The Special Award was presented to TOLO news.

===2012 Awards===
The One World Media Awards 2012 (24th year) took place on the evening of 8 May at Kings Place, London.

| Category | Winner | Organisation/Award to |
| Journalist of the Year | Jamal Osman | ITN for Channel 4 |
| Radio | Assignment - Haiti Cholera Epidemic | BBC World Service |
| Television | Sri Lanka's Killing Fields | ITN for Channel 4 |
| Documentary | Sri Lanka's Killing Fields | ITN for Channel 4 |
| New Media | Our Africa | SOS Children's Villages UK |
| News | Nato units left 61 migrants to die of hunger and thirst | The Guardian |
| Drama | Otelo Burning | Otelo Burning Films |
| Children's Rights | Africa Investigates: Spell of the Albino | InsightNewsTV for Al Jazeera English |
| Press | The Rape of Men | The Observer |
| Popular Features | Toughest Place to be a Binman | BBC Two |
| Sustainable Development | There Once Was An Island | On the Level Productions |
| Student | Bagong Silang | Zena Merton, Giselle Santos and Stefan Werc, London College of Communication |
| Special | Stolen Childhood | Adanech Admassu and Gem TV, Ethiopia |

===2013 Awards===
The 25th annual One World Media Awards took place on Tuesday 7 May at Kings Place in London.

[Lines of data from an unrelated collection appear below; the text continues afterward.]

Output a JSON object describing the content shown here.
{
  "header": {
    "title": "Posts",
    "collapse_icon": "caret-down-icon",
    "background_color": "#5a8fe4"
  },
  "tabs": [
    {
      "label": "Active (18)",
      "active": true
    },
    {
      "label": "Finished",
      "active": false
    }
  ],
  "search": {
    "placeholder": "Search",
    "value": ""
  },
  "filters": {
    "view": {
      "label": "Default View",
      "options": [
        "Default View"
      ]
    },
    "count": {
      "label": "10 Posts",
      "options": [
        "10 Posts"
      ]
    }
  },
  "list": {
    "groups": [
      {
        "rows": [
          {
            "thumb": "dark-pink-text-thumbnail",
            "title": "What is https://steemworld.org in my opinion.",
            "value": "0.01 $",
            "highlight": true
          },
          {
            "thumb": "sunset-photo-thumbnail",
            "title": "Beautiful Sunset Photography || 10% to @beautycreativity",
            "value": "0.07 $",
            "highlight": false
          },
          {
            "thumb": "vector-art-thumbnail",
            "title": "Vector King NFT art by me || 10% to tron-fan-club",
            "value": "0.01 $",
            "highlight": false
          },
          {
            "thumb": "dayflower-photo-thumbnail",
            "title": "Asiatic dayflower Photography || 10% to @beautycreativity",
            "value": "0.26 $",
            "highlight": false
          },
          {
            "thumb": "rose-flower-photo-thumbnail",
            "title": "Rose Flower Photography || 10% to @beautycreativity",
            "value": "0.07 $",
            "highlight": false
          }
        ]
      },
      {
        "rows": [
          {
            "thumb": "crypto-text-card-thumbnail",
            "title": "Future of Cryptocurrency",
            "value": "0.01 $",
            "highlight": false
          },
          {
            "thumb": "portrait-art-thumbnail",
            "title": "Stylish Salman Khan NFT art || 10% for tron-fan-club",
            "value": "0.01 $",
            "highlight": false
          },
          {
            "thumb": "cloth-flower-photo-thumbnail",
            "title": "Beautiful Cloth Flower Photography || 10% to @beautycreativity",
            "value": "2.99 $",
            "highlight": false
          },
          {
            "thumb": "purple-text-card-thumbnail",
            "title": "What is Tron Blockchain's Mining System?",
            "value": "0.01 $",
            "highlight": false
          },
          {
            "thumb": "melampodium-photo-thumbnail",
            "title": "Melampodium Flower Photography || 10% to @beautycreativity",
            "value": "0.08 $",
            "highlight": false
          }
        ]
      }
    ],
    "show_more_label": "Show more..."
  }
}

| Category | Winner | Organisation/Award to |
| International Journalist of the Year | Sue Lloyd-Roberts | BBC Newsnight |
| Radio | Assignment/ Crossing Continents: Uzbekistan | BBC World |
| Television | Unreported World: The Master Chef of Mogadishu | Channel 4 |
| Documentary | In The Shadow Of The Sun/ Storyville: The Albino Witchcraft Murders | Inroad Films and Century Films for BBC Storyville |
| New Voice | Tahir Qadiry | BBC Persian |
| News | Somali Justice | Channel 4 News |
| Press | Death Metal | Guardian Weekend Magazine |
| Student | Almost Famous | Vincent Du, Goldsmiths |
| Special | Objective TV, Azerbaijan | |

==Staff, trustees and patrons==
The current director is Gemma Bradshaw.

The Trustees of One World Media are:

- Samir Shah, Chief Executive and Creative Director of Juniper TV. (Chair)
- Charlotte Alfred, Investigative journalist and editor.
- Victoria Bridges, Documentary Producer & Director.
- Godfrey Cromwell, Member of the House of Lords.
- Juan Flames, Managing Director, Barclays.
- Monica Garnsey, Executive Producer in TV Current Affairs.
- Joel Kibazo, Founding Partner, JK Associates.
- Muriel Lamin, Head of Business Development, BBC World Service.
- Liliane Landor, Head of Foreign News, Channel 4.
- Carol Nahra, Professor, Journalist and Producer.

Current patrons of One World Media include Jon Snow.
Previous patrons Zeinab Badawi, Michael Buerk and Jonathan Dimbleby.